Die Villa dient als privater Rückzugsort, wenn Dagmar Wöhrl mit ihrem Ehemann Hans Rudolf Wöhrl vor Ort ist. Ihren Hauptwohnsitz haben die Wöhrls weiterhin in Nürnberg, doch Sri Lanka ist zu einer zweiten Heimat geworden. Die Entscheidung, auf dem eigenen Grundstück eine Schule zu bauen, zeigt, wie ernst sie ihr Engagement nimmt: Sie teilt nicht nur Geld, sondern ihren persönlichen Lebensraum mit den Menschen, denen sie helfen möchte.
Wie die Begegnungsstätte den Alltag der Kinder verändern soll
Der Unterricht in der neuen Begegnungsstätte wird sich auf zwei Schwerpunkte konzentrieren: Umwelterziehung und Musik. In einem Land, das stark von Tourismus und Landwirtschaft geprägt ist, aber auch unter ökologischen Problemen wie dem Mensch-Elefant-Konflikt leidet, ist Umweltbildung besonders wertvoll. Die Kinder lernen, wie sie ihre natürliche Umgebung schützen und nachhaltig nutzen können. Gleichzeitig bietet Musik eine Möglichkeit, Kreativität auszudrücken und Selbstvertrauen aufzubauen – etwas, das vielen Kindern aus armen Verhältnissen oft fehlt.

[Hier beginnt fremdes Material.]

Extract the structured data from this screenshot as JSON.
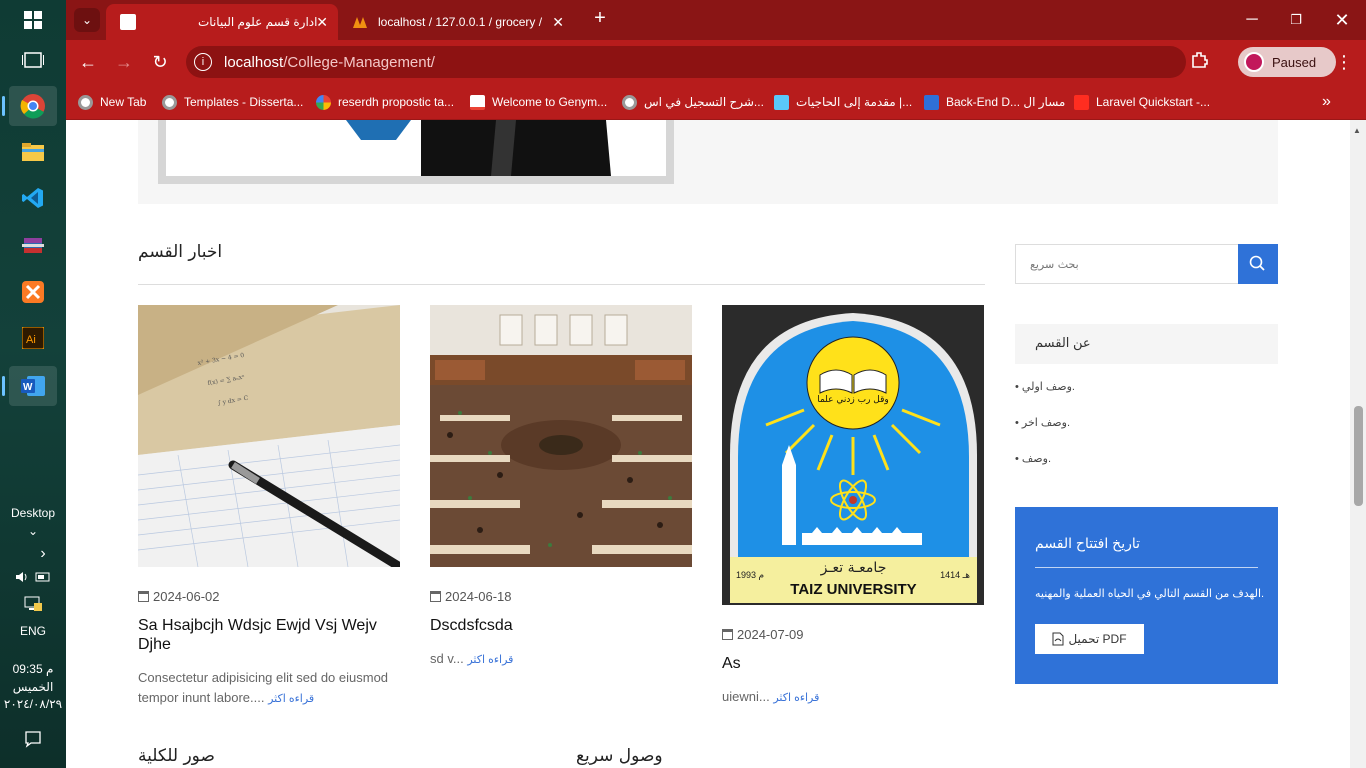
{
  "taskbar": {
    "desktop_label": "Desktop",
    "language": "ENG",
    "time": "09:35 م",
    "day": "الخميس",
    "date": "٢٠٢٤/٠٨/٢٩"
  },
  "browser": {
    "tabs": [
      {
        "title": "ادارة قسم علوم البيانات",
        "active": true
      },
      {
        "title": "localhost / 127.0.0.1 / grocery /",
        "active": false
      }
    ],
    "url_host": "localhost",
    "url_path": "/College-Management/",
    "profile_status": "Paused",
    "bookmarks": [
      "New Tab",
      "Templates - Disserta...",
      "reserdh propostic ta...",
      "Welcome to Genym...",
      "شرح التسجيل في اس...",
      "مقدمة إلى الحاجيات |...",
      "Back-End D... مسار ال",
      "Laravel Quickstart -..."
    ],
    "accent_color": "#b71c1c"
  },
  "page": {
    "news_title": "اخبار القسم",
    "cards": [
      {
        "date": "2024-06-02",
        "title": "Sa Hsajbcjh Wdsjc Ewjd Vsj Wejv Djhe",
        "excerpt": "Consectetur adipisicing elit sed do eiusmod tempor inunt labore....",
        "more": "قراءه اكثر"
      },
      {
        "date": "2024-06-18",
        "title": "Dscdsfcsda",
        "excerpt": "sd v...",
        "more": "قراءه اكثر"
      },
      {
        "date": "2024-07-09",
        "title": "As",
        "excerpt": "uiewni...",
        "more": "قراءه اكثر"
      }
    ],
    "university_logo": {
      "arabic_name": "جامعـة تعـز",
      "english_name": "TAIZ UNIVERSITY",
      "year_left": "1993 م",
      "year_right": "1414 هـ",
      "motto": "وقل رب زدني علما"
    },
    "sidebar": {
      "search_placeholder": "بحث سريع",
      "about_title": "عن القسم",
      "about_items": [
        "وصف اولي.",
        "وصف اخر.",
        "وصف."
      ],
      "history_title": "تاريخ افتتاح القسم",
      "history_text": "الهدف من القسم التالي في الحياه العملية والمهنيه.",
      "download_label": "تحميل PDF"
    },
    "bottom": {
      "gallery_title": "صور للكلية",
      "quick_access_title": "وصول سريع"
    },
    "primary_color": "#2f72d8"
  }
}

Der Ort selbst ist bewusst als Begegnungsstätte konzipiert, nicht nur als reine Schule. Hier sollen Kinder aus verschiedenen Dörfern zusammenkommen, spielen, lernen und einfach Kind sein dürfen. Dagmar Wöhrl möchte einen Raum schaffen, der Geborgenheit vermittelt und den Kindern eine Perspektive bietet. Leuchtende Kinderaugen sind für sie der schönste Lohn, wie sie immer wieder betont.

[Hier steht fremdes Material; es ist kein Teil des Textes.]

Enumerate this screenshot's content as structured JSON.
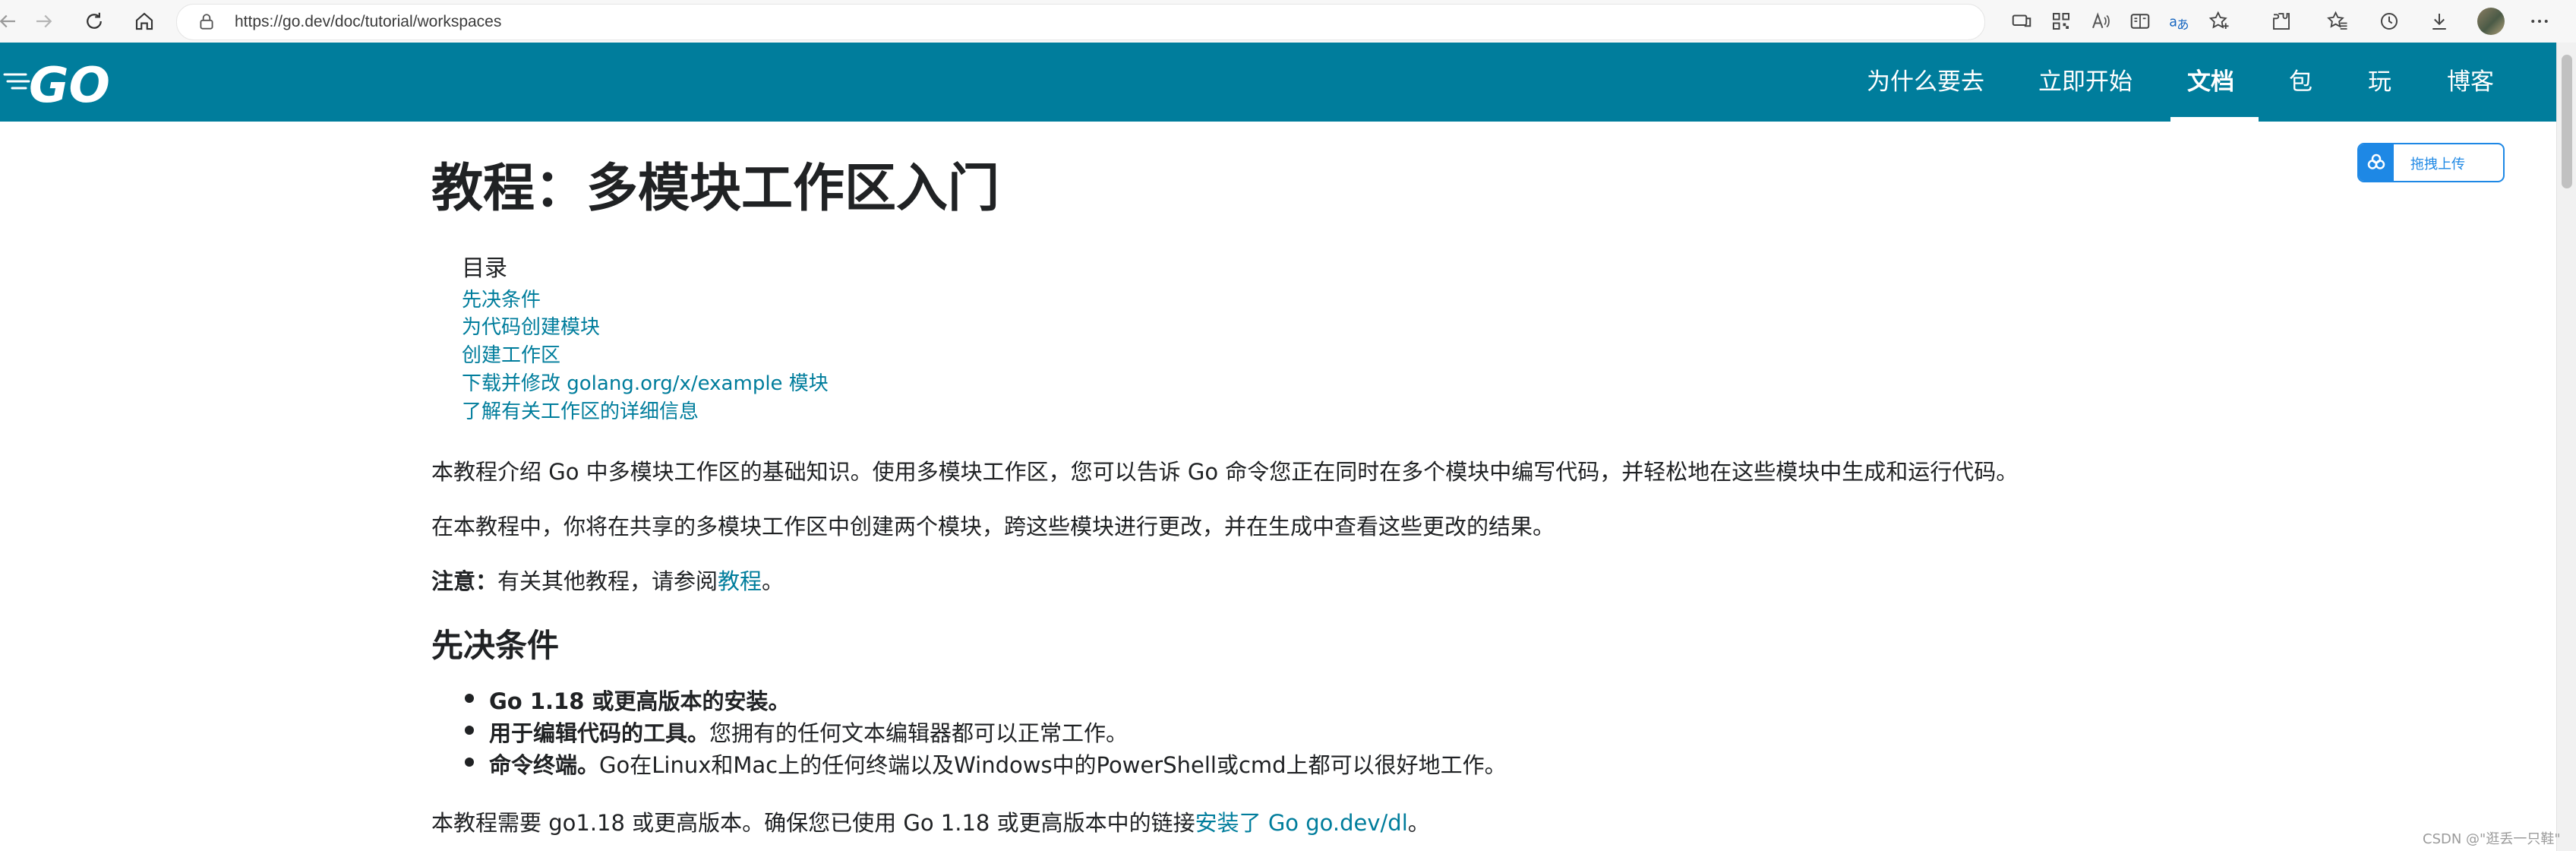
{
  "browser": {
    "url": "https://go.dev/doc/tutorial/workspaces",
    "icons": [
      "back-icon",
      "forward-icon",
      "refresh-icon",
      "home-icon",
      "lock-icon",
      "collections-icon",
      "qr-code-icon",
      "read-aloud-icon",
      "immersive-reader-icon",
      "translate-icon",
      "favorite-add-icon",
      "extensions-icon",
      "favorites-icon",
      "history-icon",
      "downloads-icon",
      "profile-avatar",
      "more-icon"
    ]
  },
  "site": {
    "logo": "GO",
    "nav": [
      "为什么要去",
      "立即开始",
      "文档",
      "包",
      "玩",
      "博客"
    ],
    "active_nav": "文档",
    "brand_color": "#007d9c"
  },
  "page": {
    "title": "教程：多模块工作区入门",
    "toc_title": "目录",
    "toc": [
      "先决条件",
      "为代码创建模块",
      "创建工作区",
      "下载并修改 golang.org/x/example 模块",
      "了解有关工作区的详细信息"
    ],
    "intro": "本教程介绍 Go 中多模块工作区的基础知识。使用多模块工作区，您可以告诉 Go 命令您正在同时在多个模块中编写代码，并轻松地在这些模块中生成和运行代码。",
    "intro2": "在本教程中，你将在共享的多模块工作区中创建两个模块，跨这些模块进行更改，并在生成中查看这些更改的结果。",
    "note": {
      "label": "注意：",
      "text": "有关其他教程，请参阅",
      "link": "教程",
      "end": "。"
    },
    "prereq_heading": "先决条件",
    "prereq_items": [
      {
        "bold": "Go 1.18 或更高版本的安装。",
        "text": ""
      },
      {
        "bold": "用于编辑代码的工具。",
        "text": "您拥有的任何文本编辑器都可以正常工作。"
      },
      {
        "bold": "命令终端。",
        "text": "Go在Linux和Mac上的任何终端以及Windows中的PowerShell或cmd上都可以很好地工作。"
      }
    ],
    "requirement": {
      "text": "本教程需要 go1.18 或更高版本。确保您已使用 Go 1.18 或更高版本中的链接",
      "link": "安装了 Go go.dev/dl",
      "end": "。"
    }
  },
  "upload_widget": {
    "label": "拖拽上传"
  },
  "watermark": "CSDN @\"逛丢一只鞋\""
}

Eine lebenslange Liebe: Wie aus einer Hippie-Studentin eine Botschafterin Sri Lankas wurde
Schon früh entdeckte Dagmar Wöhrl ihre Liebe zu Sri Lanka. 1977 reiste sie als junge Hippie-Studentin zum ersten Mal auf die Insel – damals noch unter ihrem Mädchennamen Dagmar Winkler. Sie hatte als Model 5000 Mark verdient und kaufte mit ihrem damaligen Freund ein Grundstück. Mit diesem bescheidenen Anfang begann eine lebenslange Verbindung. „Immer, wenn ich wieder etwas Geld übrig hatte, bauten wir weiter“, erinnert sie sich. Aus der Studentin wurde später die Unternehmerin, Politikerin und bekanntes Gesicht aus der Fernsehshow „Höhle der Löwen“ – doch ihre Bindung zu Sri Lanka blieb stets bestehen.

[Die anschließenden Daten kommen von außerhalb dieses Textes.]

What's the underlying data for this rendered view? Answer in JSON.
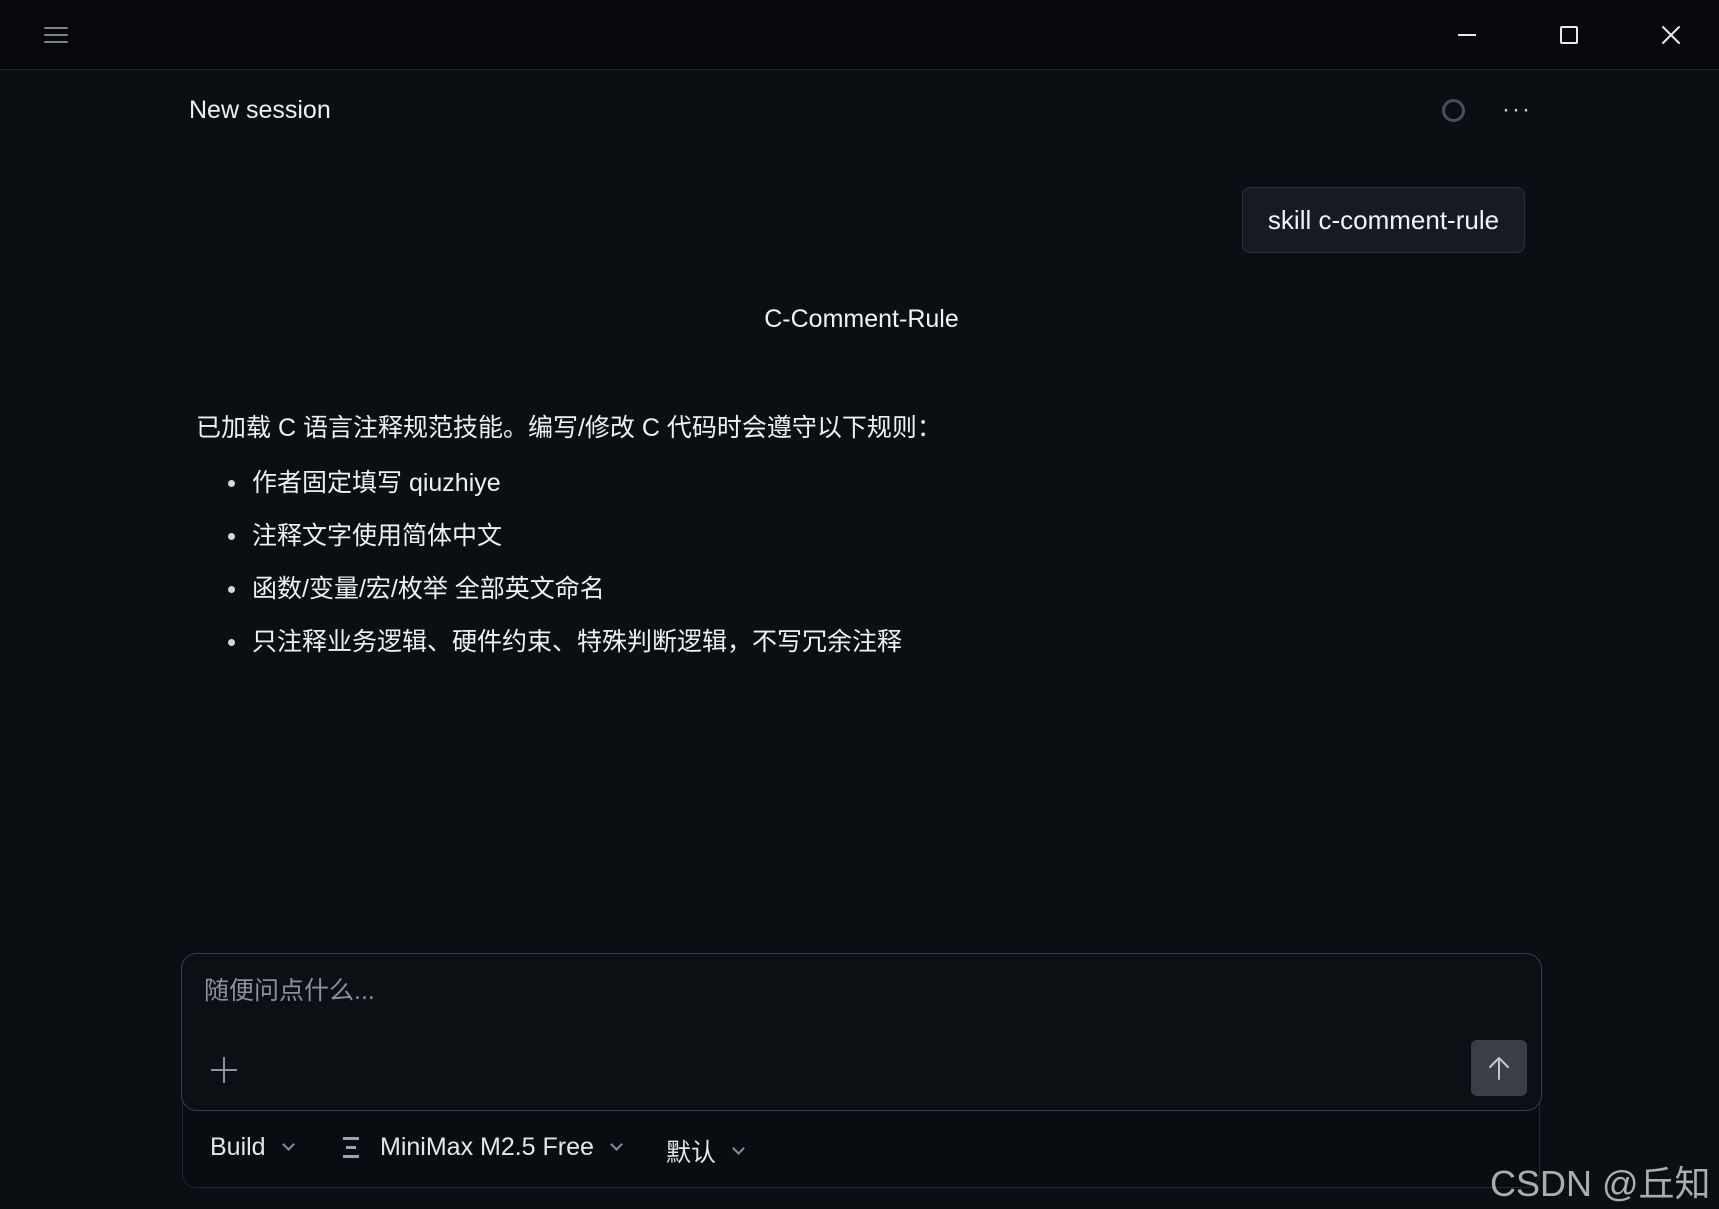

Diese erste Reise prägte sie nachhaltig. Sri Lanka war damals ein Geheimtipp für Rucksacktouristen, weitgehend unberührt und voller natürlicher Schönheit. Wöhrl ließ sich von der Freundlichkeit der Menschen, der üppigen Natur und der spirituellen Atmosphäre faszinieren. Über die Jahrzehnte hinweg wurde aus der anfänglichen Begeisterung eine tiefe Verbundenheit, die sich heute in ihrem sozialen Engagement und ihrer diplomatischen Rolle als Honorarkonsulin widerspiegelt. Das Land ist für sie nicht einfach ein Urlaubsziel, sondern ein Teil ihres Lebens geworden.
Der Schicksalsschlag, der alles veränderte: Die Emanuel-Wöhrl-Stiftung
Ihre Motivation ist tief persönlich. Im Jahr 2001 ereignete sich eine Tragödie: Ihr Sohn Emanuel starb mit nur zwölf Jahren bei einem Unfall. Dieser Verlust erschütterte die Familie zutiefst. Doch anstatt zu verzweifeln, beschloss Dagmar Wöhrl, dem Tod ihres Sohnes einen Sinn zu geben. Sie gründete die Emanuel-Wöhrl-Stiftung, die seither den Bau von Waisenhäusern, Schulen und Katastrophenhilfe-Projekten auf Sri Lanka vorantreibt. Die Stiftung wurde nach ihrem Sohn benannt, um sein Andenken in einem positiven, lebensbejahenden Werk fortzuführen.
Die Stiftung ist das Herzstück ihres Engagements. Seit Jahrzehnten unterstützt sie damit Kinder, die in ähnlicher Weise Schicksalsschläge erleiden mussten – sei es durch den Verlust der Eltern, durch Armut oder durch Naturkatastrophen. Der Bau von Waisenhäusern und Schulen gibt diesen Kindern nicht nur ein Dach über dem Kopf, sondern vor allem eine Perspektive. Für Wöhrl ist dies eine Möglichkeit, die Erinnerung an ihren Sohn lebendig zu halten, indem sie anderen Kindern hilft, eine bessere Zukunft zu haben.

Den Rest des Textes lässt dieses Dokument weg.